Two of my favorite tech stocks are among the top 10 companies sitting with the most cash overseas.
The first company, Qualcomm (QCOM), has moved up on my list because of a recent deal it announced. It is spending some of that overseas cash to purchase NXP Semiconductors (NXP) in a $47 billion deal.
Qualcomm is the dominating player in chips for mobile devices. But with growth in the smartphone market stagnating, investors became worried that its growth era was over.
With the NXP deal, in one bold stroke, Qualcomm has positioned itself to become the dominant force in chips for the automotive market.
NXP is a leading maker of microcontrollers that handle the newly sophisticated automotive systems. Its chips are also used in a number of industrial applications and devices. Its security technology is used for mobile payments.
So Qualcomm is getting growth in the deal and it paid a relative bargain price for NXP, only 4.8 times next year’s revenues.
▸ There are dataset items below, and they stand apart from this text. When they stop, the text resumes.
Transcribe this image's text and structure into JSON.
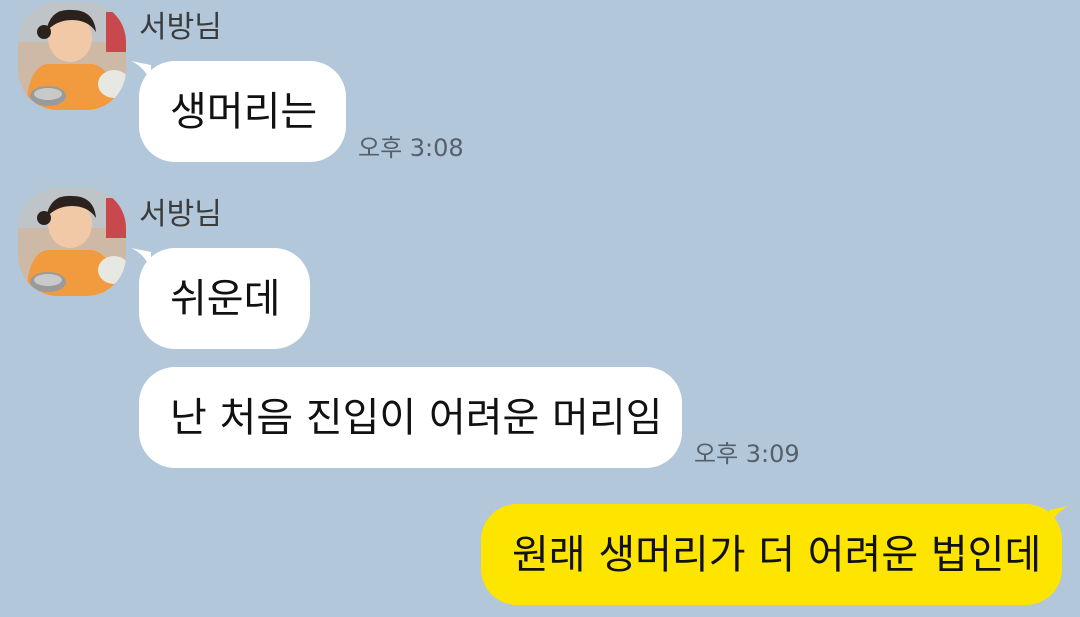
{
  "colors": {
    "background": "#b2c7da",
    "incoming_bubble": "#ffffff",
    "outgoing_bubble": "#fee500"
  },
  "messages": [
    {
      "sender": "서방님",
      "text": "생머리는",
      "time": "오후 3:08"
    },
    {
      "sender": "서방님",
      "text": "쉬운데"
    },
    {
      "text": "난 처음 진입이 어려운 머리임",
      "time": "오후 3:09"
    },
    {
      "text": "원래 생머리가 더 어려운 법인데"
    }
  ]
}
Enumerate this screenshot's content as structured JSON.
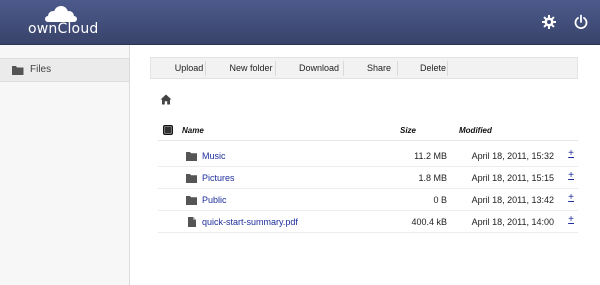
{
  "header": {
    "brand": "ownCloud",
    "settings_icon": "gear-icon",
    "logout_icon": "power-icon"
  },
  "sidebar": {
    "items": [
      {
        "label": "Files",
        "icon": "folder-icon"
      }
    ]
  },
  "controls": {
    "upload": "Upload",
    "new_folder": "New folder",
    "download": "Download",
    "share": "Share",
    "delete": "Delete"
  },
  "breadcrumb": {
    "icon": "home-icon"
  },
  "table": {
    "columns": {
      "name": "Name",
      "size": "Size",
      "modified": "Modified"
    },
    "rows": [
      {
        "name": "Music",
        "type": "folder",
        "size": "11.2 MB",
        "modified": "April 18, 2011, 15:32",
        "action": "+"
      },
      {
        "name": "Pictures",
        "type": "folder",
        "size": "1.8 MB",
        "modified": "April 18, 2011, 15:15",
        "action": "+"
      },
      {
        "name": "Public",
        "type": "folder",
        "size": "0 B",
        "modified": "April 18, 2011, 13:42",
        "action": "+"
      },
      {
        "name": "quick-start-summary.pdf",
        "type": "file",
        "size": "400.4 kB",
        "modified": "April 18, 2011, 14:00",
        "action": "+"
      }
    ]
  },
  "colors": {
    "header": "#434e7c",
    "link": "#1d2d9c",
    "sidebar": "#f7f7f7"
  }
}
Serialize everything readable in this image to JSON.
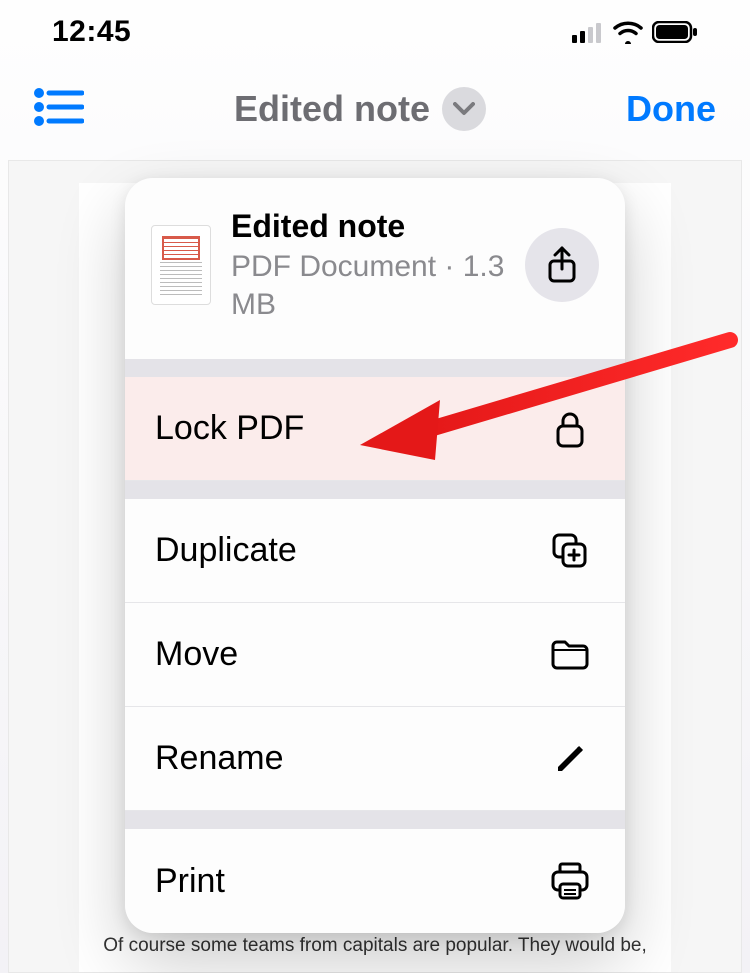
{
  "status": {
    "time": "12:45"
  },
  "nav": {
    "title": "Edited note",
    "done": "Done"
  },
  "sheet": {
    "title": "Edited note",
    "subtitle": "PDF Document · 1.3 MB",
    "actions": {
      "lock": "Lock PDF",
      "duplicate": "Duplicate",
      "move": "Move",
      "rename": "Rename",
      "print": "Print"
    }
  },
  "background_doc": {
    "visible_line": "Of course some teams from capitals are popular. They would be,"
  }
}
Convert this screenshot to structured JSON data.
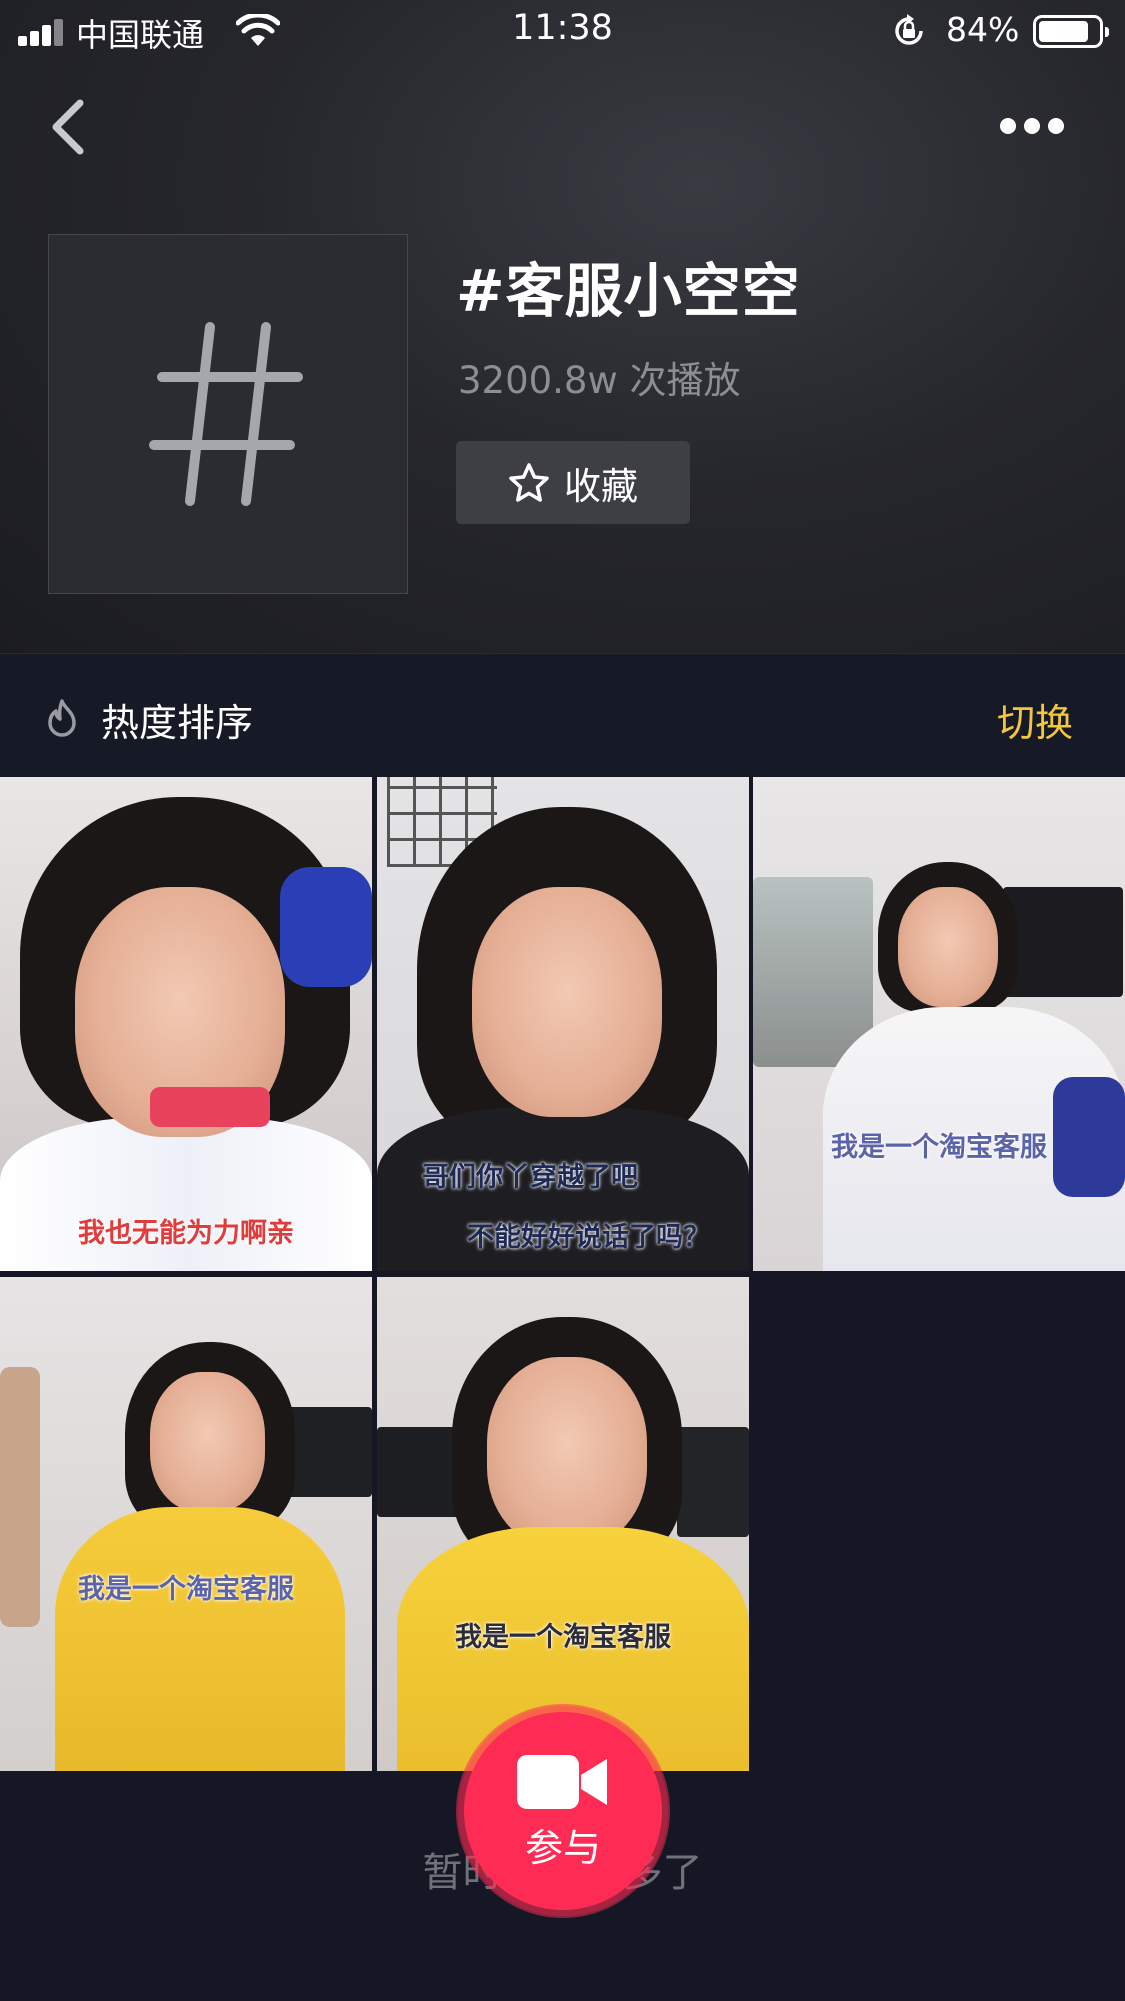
{
  "status_bar": {
    "carrier": "中国联通",
    "time": "11:38",
    "battery_percent": "84%",
    "battery_level": 0.84
  },
  "hashtag": {
    "title": "#客服小空空",
    "plays": "3200.8w 次播放",
    "favorite_label": "收藏"
  },
  "sort": {
    "label": "热度排序",
    "switch_label": "切换"
  },
  "videos": [
    {
      "caption": "我也无能为力啊亲",
      "caption_color": "#e23b3b"
    },
    {
      "caption": "哥们你丫穿越了吧",
      "caption2": "不能好好说话了吗？",
      "caption_color": "#1e2a55"
    },
    {
      "caption": "我是一个淘宝客服",
      "caption_color": "#5b64a8"
    },
    {
      "caption": "我是一个淘宝客服",
      "caption_color": "#5b64a8"
    },
    {
      "caption": "我是一个淘宝客服",
      "caption_color": "#2c2c3a"
    }
  ],
  "footer": {
    "empty_text": "暂时没有更多了",
    "join_label": "参与"
  },
  "colors": {
    "accent_pink": "#fe2c55",
    "accent_yellow": "#f4c63d",
    "background": "#151824"
  }
}
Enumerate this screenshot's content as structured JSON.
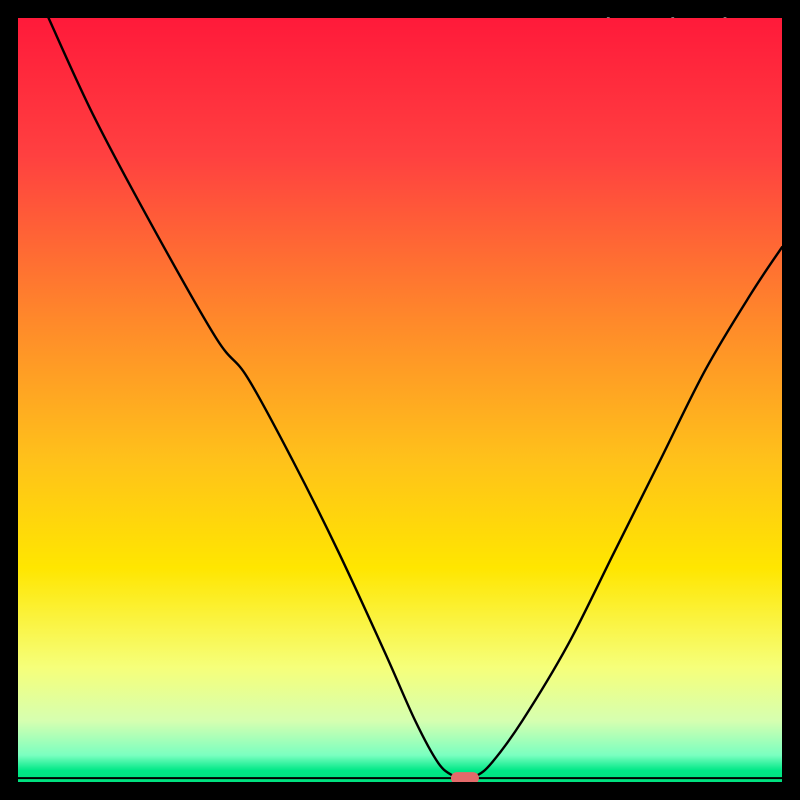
{
  "watermark": "TheBottleneck.com",
  "chart_data": {
    "type": "line",
    "title": "",
    "xlabel": "",
    "ylabel": "",
    "xlim": [
      0,
      100
    ],
    "ylim": [
      0,
      100
    ],
    "gradient_stops": [
      {
        "offset": 0.0,
        "color": "#ff1a3a"
      },
      {
        "offset": 0.18,
        "color": "#ff4040"
      },
      {
        "offset": 0.4,
        "color": "#ff8a2a"
      },
      {
        "offset": 0.58,
        "color": "#ffc21a"
      },
      {
        "offset": 0.72,
        "color": "#ffe600"
      },
      {
        "offset": 0.85,
        "color": "#f6ff7a"
      },
      {
        "offset": 0.92,
        "color": "#d6ffb0"
      },
      {
        "offset": 0.965,
        "color": "#7affc0"
      },
      {
        "offset": 0.985,
        "color": "#00e887"
      },
      {
        "offset": 1.0,
        "color": "#00e07f"
      }
    ],
    "series": [
      {
        "name": "bottleneck-curve",
        "x": [
          4,
          10,
          18,
          26,
          30,
          36,
          42,
          48,
          52,
          55,
          57,
          58.5,
          60,
          62,
          66,
          72,
          78,
          84,
          90,
          96,
          100
        ],
        "y": [
          100,
          87,
          72,
          58,
          53,
          42,
          30,
          17,
          8,
          2.5,
          0.8,
          0.5,
          0.8,
          2.5,
          8,
          18,
          30,
          42,
          54,
          64,
          70
        ]
      }
    ],
    "marker": {
      "x": 58.5,
      "y": 0.5,
      "color": "#e46a6a"
    },
    "baseline_y": 0.5
  }
}
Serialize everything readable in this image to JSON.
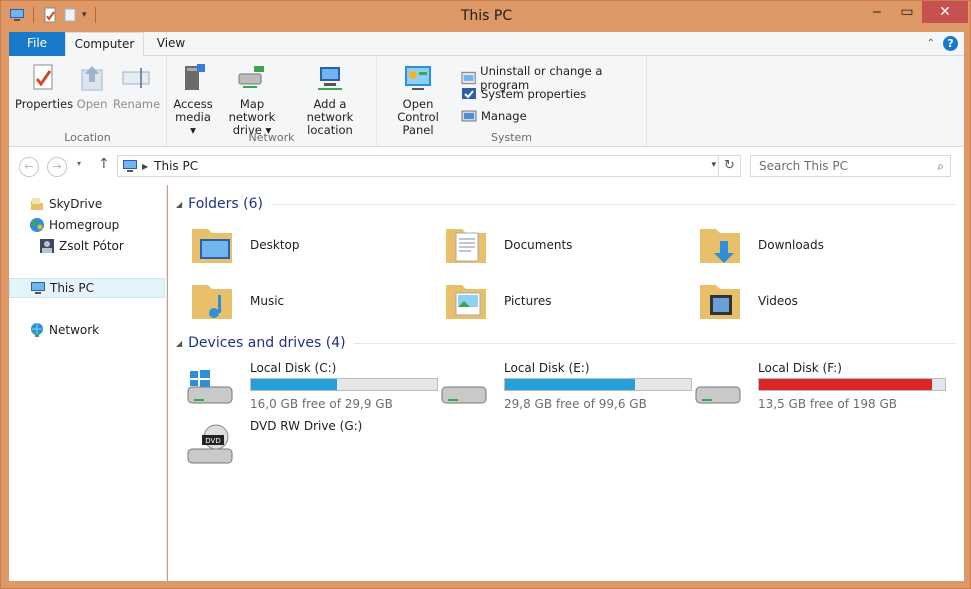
{
  "window": {
    "title": "This PC"
  },
  "ribbon_tabs": {
    "file": "File",
    "computer": "Computer",
    "view": "View"
  },
  "ribbon": {
    "location": {
      "label": "Location",
      "properties": "Properties",
      "open": "Open",
      "rename": "Rename"
    },
    "network": {
      "label": "Network",
      "access_media": [
        "Access",
        "media ▾"
      ],
      "map_drive": [
        "Map network",
        "drive ▾"
      ],
      "add_location": [
        "Add a network",
        "location"
      ]
    },
    "system": {
      "label": "System",
      "open_cp": [
        "Open Control",
        "Panel"
      ],
      "uninstall": "Uninstall or change a program",
      "sysprops": "System properties",
      "manage": "Manage"
    }
  },
  "address": {
    "crumb": "This PC",
    "search_placeholder": "Search This PC"
  },
  "nav": {
    "skydrive": "SkyDrive",
    "homegroup": "Homegroup",
    "user": "Zsolt Pótor",
    "thispc": "This PC",
    "network": "Network"
  },
  "folders": {
    "header": "Folders (6)",
    "items": [
      "Desktop",
      "Documents",
      "Downloads",
      "Music",
      "Pictures",
      "Videos"
    ]
  },
  "drives": {
    "header": "Devices and drives (4)",
    "items": [
      {
        "name": "Local Disk (C:)",
        "free": "16,0 GB free of 29,9 GB",
        "used_fraction": 0.46
      },
      {
        "name": "Local Disk (E:)",
        "free": "29,8 GB free of 99,6 GB",
        "used_fraction": 0.7
      },
      {
        "name": "Local Disk (F:)",
        "free": "13,5 GB free of 198 GB",
        "used_fraction": 0.93
      },
      {
        "name": "DVD RW Drive (G:)"
      }
    ]
  },
  "colors": {
    "accent": "#1979ca",
    "bar_normal": "#26a0da",
    "bar_full": "#da2626",
    "frame": "#dd9866"
  }
}
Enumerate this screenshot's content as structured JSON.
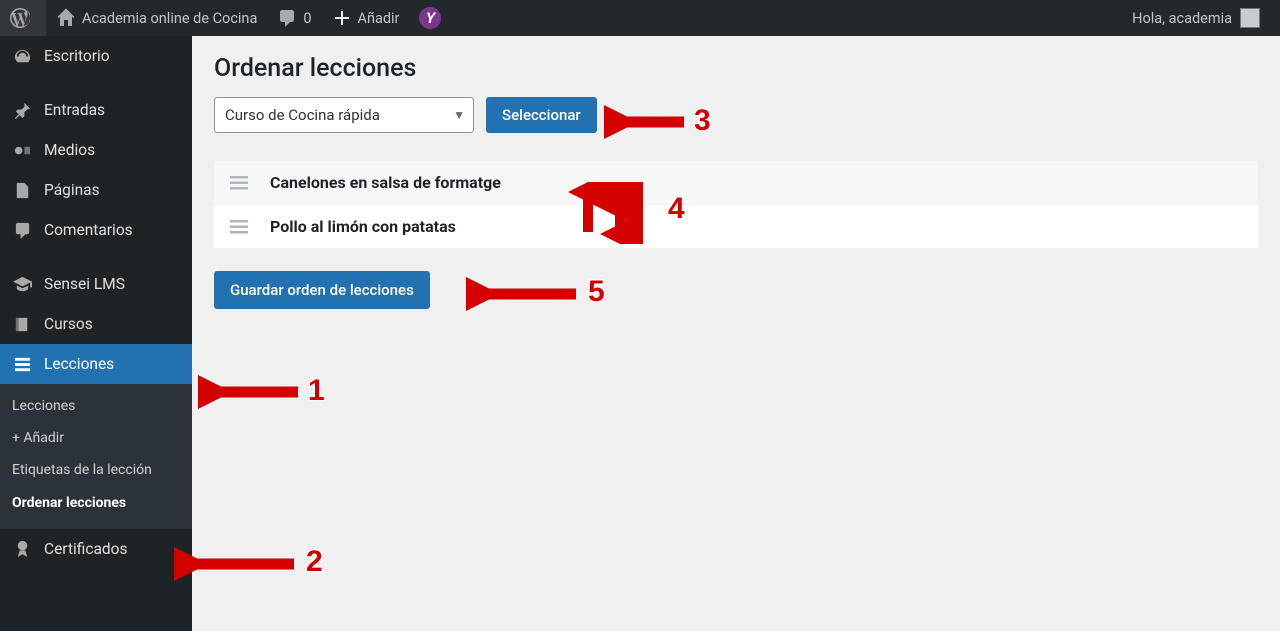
{
  "adminbar": {
    "site_title": "Academia online de Cocina",
    "comments_count": "0",
    "add_new_label": "Añadir",
    "yoast_glyph": "Y",
    "greeting": "Hola, academia"
  },
  "sidebar": {
    "items": [
      {
        "label": "Escritorio"
      },
      {
        "label": "Entradas"
      },
      {
        "label": "Medios"
      },
      {
        "label": "Páginas"
      },
      {
        "label": "Comentarios"
      },
      {
        "label": "Sensei LMS"
      },
      {
        "label": "Cursos"
      },
      {
        "label": "Lecciones"
      },
      {
        "label": "Certificados"
      }
    ],
    "submenu": {
      "items": [
        {
          "label": "Lecciones"
        },
        {
          "label": "+ Añadir"
        },
        {
          "label": "Etiquetas de la lección"
        },
        {
          "label": "Ordenar lecciones"
        }
      ]
    }
  },
  "page": {
    "title": "Ordenar lecciones",
    "selected_course": "Curso de Cocina rápida",
    "select_button": "Seleccionar",
    "lessons": [
      {
        "title": "Canelones en salsa de formatge"
      },
      {
        "title": "Pollo al limón con patatas"
      }
    ],
    "save_button": "Guardar orden de lecciones"
  },
  "annotations": {
    "a1": "1",
    "a2": "2",
    "a3": "3",
    "a4": "4",
    "a5": "5"
  }
}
The stock yields right over 3%.
The second company, Microsoft (MSFT), has undergone quite a transformation since Satya Nadella became CEO in February 2014.
The former head of the company’s cloud business, Azure, has pushed Microsoft strongly toward the cloud and those results are paying off.
In its latest quarterly results, Microsoft reported sales of the Azure service more than doubled. Revenue growth soared by 116%, up substantially from the previous quarter’s already heady 102% growth.
Nadella’s head isn’t just in the cloud, so to speak. He is also pushing Microsoft hard into other areas. One is artificial intelligence, which Nadella believes will become a cornerstone in bringing more customers to its cloud services.
Another area is augmented reality, with its Windows Holographic effort which includes the HoloLens. This involves mixed reality, where users can still see the real world but with computer-generated 3D objects displayed in front of them. Meanwhile, Microsoft yields right under 3%.